Présenté comme un « établissement modèle », le nouveau centre de détention de Koné, en province Nord, accueille 120 prisonniers triés sur le volet. Sans effet sur la surpopulation du Camp-Est.
« Au Camp-Est, hier, c’était la nuit. À Koné, aujourd’hui, c’est le jour.[1] » Venu inaugurer la seconde prison de l’archipel en février 2024, un an après sa mise en service, le ministre de la Justice Éric Dupond-Moretti n’a cessé de souligner le contraste avec le centre pénitentiaire de Nouméa, tristement célèbre pour ses conditions de détention indignes (voir p.24). Les cellules, neuves et individuelles pour la plupart, ne peuvent que trancher avec celles, insalubres et surpeuplées, de l’ancien dépôt du bagne – même si, d’après un avocat, « il semble qu’elles se dégradent vite ».
Accès au travail, aux activités et aux formations, quartier semi-ouvert de préparation à la sortie… Le centre de détention de la province Nord se veut tourné vers « la lutte contre la récidive et la réinsertion[2] » des personnes détenues – des objectifs que la loi assigne à toute peine de prison, mais totalement perdus de vue au Camp-Est, comme dans de nombreux établissements de l’Hexagone. « Plus de la moitié des détenus travaillent, et tous ceux que je vois semblent suivre des activités », confirme un professionnel travaillant auprès des publics incarcérés, qui se dit témoin de réels efforts pour préparer la sortie des personnes détenues. Même si ces efforts se heurtent à de multiples difficultés liées à la localisation en province Nord : possibilités d’aménagements de peine moindres qu’à Nouméa, absence de logements sociaux, manque de spécialités médicales pour les expertises, suivi en milieu ouvert saturé… L’accompagnement des personnes détenues serait par ailleurs fragilisé par l’absence d’assistant social, et l’administration s’immiscerait dans la gestion de leurs dépenses, loin des objectifs proclamés d’« autonomie » et de « responsabilisation ».

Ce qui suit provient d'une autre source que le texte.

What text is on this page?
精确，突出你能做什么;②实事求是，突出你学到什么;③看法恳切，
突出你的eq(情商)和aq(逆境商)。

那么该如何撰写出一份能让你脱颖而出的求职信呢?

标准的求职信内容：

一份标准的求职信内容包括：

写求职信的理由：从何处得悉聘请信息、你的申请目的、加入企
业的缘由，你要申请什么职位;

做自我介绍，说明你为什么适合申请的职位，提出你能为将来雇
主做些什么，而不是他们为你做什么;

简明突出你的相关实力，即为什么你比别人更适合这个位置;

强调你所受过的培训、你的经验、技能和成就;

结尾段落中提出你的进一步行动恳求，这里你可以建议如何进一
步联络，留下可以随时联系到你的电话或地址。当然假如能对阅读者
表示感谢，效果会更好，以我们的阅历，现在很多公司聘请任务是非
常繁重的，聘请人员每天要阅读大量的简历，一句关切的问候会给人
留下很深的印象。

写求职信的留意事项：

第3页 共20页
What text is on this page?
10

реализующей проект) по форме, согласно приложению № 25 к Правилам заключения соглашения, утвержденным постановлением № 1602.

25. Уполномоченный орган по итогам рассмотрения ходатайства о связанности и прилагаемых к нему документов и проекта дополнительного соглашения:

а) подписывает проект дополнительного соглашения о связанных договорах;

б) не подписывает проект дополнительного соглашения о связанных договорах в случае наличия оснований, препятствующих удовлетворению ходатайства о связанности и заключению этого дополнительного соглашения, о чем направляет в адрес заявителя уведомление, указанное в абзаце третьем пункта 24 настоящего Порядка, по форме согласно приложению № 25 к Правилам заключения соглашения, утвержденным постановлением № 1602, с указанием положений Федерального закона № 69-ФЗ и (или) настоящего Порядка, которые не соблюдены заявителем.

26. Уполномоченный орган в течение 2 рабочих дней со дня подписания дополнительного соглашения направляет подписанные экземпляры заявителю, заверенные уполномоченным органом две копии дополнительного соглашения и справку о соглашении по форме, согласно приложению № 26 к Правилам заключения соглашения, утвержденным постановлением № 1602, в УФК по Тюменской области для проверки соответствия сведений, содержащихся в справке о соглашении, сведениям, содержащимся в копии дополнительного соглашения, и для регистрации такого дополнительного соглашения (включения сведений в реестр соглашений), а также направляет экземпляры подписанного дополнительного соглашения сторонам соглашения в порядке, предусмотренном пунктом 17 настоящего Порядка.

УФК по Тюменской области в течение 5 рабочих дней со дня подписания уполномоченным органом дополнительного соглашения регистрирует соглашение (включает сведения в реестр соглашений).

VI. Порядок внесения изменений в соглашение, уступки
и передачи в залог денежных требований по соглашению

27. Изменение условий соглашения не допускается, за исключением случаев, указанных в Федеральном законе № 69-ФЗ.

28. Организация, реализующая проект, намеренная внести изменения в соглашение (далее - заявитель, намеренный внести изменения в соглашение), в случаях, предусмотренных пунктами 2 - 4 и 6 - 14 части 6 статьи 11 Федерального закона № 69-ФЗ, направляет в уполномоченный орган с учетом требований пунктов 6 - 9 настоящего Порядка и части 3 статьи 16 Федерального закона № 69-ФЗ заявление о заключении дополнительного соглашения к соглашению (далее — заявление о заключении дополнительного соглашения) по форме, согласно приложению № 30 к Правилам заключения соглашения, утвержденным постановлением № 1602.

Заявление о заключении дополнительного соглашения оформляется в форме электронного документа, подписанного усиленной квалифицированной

Surtout, le transfert à Koné n’est accessible qu’à certains prisonniers triés sur le volet : les 120 places du centre de détention sont réservées aux personnes condamnées à des peines de plus de deux ans « qui présentent, après sélection, les meilleures perspectives de réinsertion sociale[3] ». « Ils y envoient les profils les plus faciles à gérer », observe une magistrate, suggérant une prime au bon comportement plutôt qu’une stricte évaluation des besoins en matière de réinsertion. Des critères qui s’ajoutent à celui d’attaches ou d’un projet de sortie en province Nord, quand la majorité des quelque 600 personnes incarcérées au Camp-Est ont un ancrage dans le Grand Nouméa, à 250 km de là.
Le centre de détention de Koné ne saurait donc être un remède aux maux du Camp-Est. Même le problème de sa surpopulation chronique, que le ministère de la Justice espérait « régler définitivement[4] » avec l’ouverture du nouvel établissement, est toujours aussi prégnant. Au 1er décembre 2024, tandis que la prison de Koné était déjà occupée à 99 %, le Camp-Est affichait des taux d’occupation de 157 % au quartier maison d’arrêt (QMA) et 149 % au quartier centre de détention (QCD). Des chiffres encore plus élevés que ceux qu’avait relevés le Contrôleur général des lieux de privation de liberté (CGLPL) en 2019[5]. Ainsi, plutôt que de désengorger la prison de Nouméa, la construction du centre de détention du Nord aura contribué à la hausse du taux d’incarcération dans l’archipel (Lire Deux fois plus de prisonniers que dans l’hexagone). Et pour en finir avec le Camp-Est, l’État mise désormais sur la construction d’une prison de 600 places à Ducos, en province Sud, dont la livraison est actuellement prévue en 2032.
par Johann Bihr et Pauline Petitot
Cet article est paru dans la revue de l’Observatoire international des prisons – DEDANS DEHORS n°125 – Kanaky – Nouvelle-Calédonie : dans l’ombre de la prison
[1] Anthony Tejero, « À Koné, le centre de détention est un “exemple” pour l’Hexagone », Les Nouvelles calédoniennes, 23 février 2024.
[2] « Plan 15 000 places de prison : inauguration du centre de détention de Koné », communiqué de presse du ministère de la Justice, 23 février 2024.
[3] Ibid.
[4] Rapport de la 2e visite du Centre pénitentiaire de Nouméa (Nouvelle-Calédonie), CGLPL, du 14 au 18 octobre 2019.
[5] À savoir 130 % au QMA et 128 % en QCD. Source : Statistique des établissements des personnes écrouées en France au 1er octobre 2019, ministère de la Justice.